The role of negative feedback processes are played down by global warming alarmists, whereas sceptics point to the four-billion-year-old global climate record that shows runaway global cooling or warming has never occurred because negative feedbacks regulate the global climate system.
This is just nonsense. Positive feedbacks do not have to cause runaway warming (or cooling), but it would be true to say that the balance between natural positive and negative feedbacks over geological time has kept the planet reasonably equitable for hundreds of millions of years (although we got close to trouble several times in the distant past). However, how the climate system behaves under natural (ie non-anthropogenic) forcings and feedbacks isn’t much help to us going forward, because the planet has never had a species come along and increase atmospheric CO2 by 40% in 150 years before. Worse, CO2 acts like a temperature control knob. Over the last 4 million years a change of 100 ppm has been enough to make the difference between cold glacial conditions and warm interglacials, which really ought to suggest to de Freitas that the system is quite sensitive to small changes. To make matters worse, however hard Lindzen and Spencer try, we can’t seem to find a negative feedback (or magic wand) which will save our bacon. And when we add all the forcings and feedbacks together, and consider many lines of evidence, we find that the climate system will warm by around 3ÂºC for a doubling of CO2 (if we’re lucky).
Most people are surprised to hear that no one has uncovered any empirical real-world evidence that humans are causing dangerous global warming. Finding this evidence is crucial, since scientific issues are resolved by observations that support a theory or hypothesis. They are not resolved by ballot.
This is a straightforward lie. There’s plenty of empirical evidence that warming is happening, and that it’s our fault.
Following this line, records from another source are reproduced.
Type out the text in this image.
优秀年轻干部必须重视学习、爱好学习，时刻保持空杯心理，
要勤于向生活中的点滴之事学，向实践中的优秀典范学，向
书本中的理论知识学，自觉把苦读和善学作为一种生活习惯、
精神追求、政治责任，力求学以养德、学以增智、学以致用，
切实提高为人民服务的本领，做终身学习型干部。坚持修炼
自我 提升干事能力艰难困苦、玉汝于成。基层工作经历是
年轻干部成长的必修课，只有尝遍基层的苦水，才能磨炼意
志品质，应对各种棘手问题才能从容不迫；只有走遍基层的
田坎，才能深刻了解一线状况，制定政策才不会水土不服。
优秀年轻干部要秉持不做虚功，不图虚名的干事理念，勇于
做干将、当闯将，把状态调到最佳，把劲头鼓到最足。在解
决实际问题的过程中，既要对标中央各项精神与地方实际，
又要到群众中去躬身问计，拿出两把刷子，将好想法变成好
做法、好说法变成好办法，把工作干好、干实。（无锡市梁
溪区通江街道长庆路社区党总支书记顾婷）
Here’s a nifty graphic from Skeptical Science that provides an overview of all the lines of evidence that confirm warming is happening:
Perhaps the weasel word here is “dangerous”. Perhaps CdF agrees that all this evidence exists, but fervently believes that continued warming won’t be dangerous. Perhaps he thinks it would be wise to wait until the “dangers” were undeniable even by him. Perhaps he should stop playing chicken with the future of the planet. But then we return to the sweet voice of unreason…
None of this is to say we should simply walk away from considerations of a global warming threat, but prudent consideration of the scientific facts is essential.
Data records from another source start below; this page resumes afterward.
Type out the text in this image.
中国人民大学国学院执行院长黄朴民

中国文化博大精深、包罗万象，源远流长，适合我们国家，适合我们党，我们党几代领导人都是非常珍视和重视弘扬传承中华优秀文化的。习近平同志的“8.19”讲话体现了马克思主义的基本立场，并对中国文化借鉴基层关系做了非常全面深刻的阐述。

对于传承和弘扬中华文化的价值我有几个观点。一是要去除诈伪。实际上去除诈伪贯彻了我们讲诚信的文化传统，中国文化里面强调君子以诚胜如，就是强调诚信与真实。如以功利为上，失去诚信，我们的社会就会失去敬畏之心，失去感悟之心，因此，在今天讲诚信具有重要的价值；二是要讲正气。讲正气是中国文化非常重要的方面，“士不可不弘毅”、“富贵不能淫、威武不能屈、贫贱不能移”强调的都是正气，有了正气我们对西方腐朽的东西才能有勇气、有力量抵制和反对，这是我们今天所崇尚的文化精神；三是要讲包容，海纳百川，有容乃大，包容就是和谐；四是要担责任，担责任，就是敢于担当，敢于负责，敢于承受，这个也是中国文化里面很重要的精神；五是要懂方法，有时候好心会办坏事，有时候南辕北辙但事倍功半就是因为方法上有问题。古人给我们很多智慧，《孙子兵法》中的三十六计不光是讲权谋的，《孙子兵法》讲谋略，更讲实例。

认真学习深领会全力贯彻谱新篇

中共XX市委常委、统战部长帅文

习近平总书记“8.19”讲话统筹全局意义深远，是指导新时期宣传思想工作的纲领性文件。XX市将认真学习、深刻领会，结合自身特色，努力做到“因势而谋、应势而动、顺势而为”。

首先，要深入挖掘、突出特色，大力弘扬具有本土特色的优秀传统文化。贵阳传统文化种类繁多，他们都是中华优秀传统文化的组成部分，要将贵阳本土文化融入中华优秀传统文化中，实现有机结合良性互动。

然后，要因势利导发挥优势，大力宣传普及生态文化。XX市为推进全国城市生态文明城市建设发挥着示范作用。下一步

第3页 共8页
Quite so, Chris, quite so. The problem is that the facts are not as you portray them.
No science should have to rely on one group or authority saying, “Just trust us,” particularly when tens of millions of dollars of public policy decisions are on the line.
And finally we get to the point. Unfortunately, Chris has it precisely arse about face. What he means is…
No policy should be delayed because one small group or PR campaign says “don’t trust the science,” particularly when hundreds of millions of lives are on the line.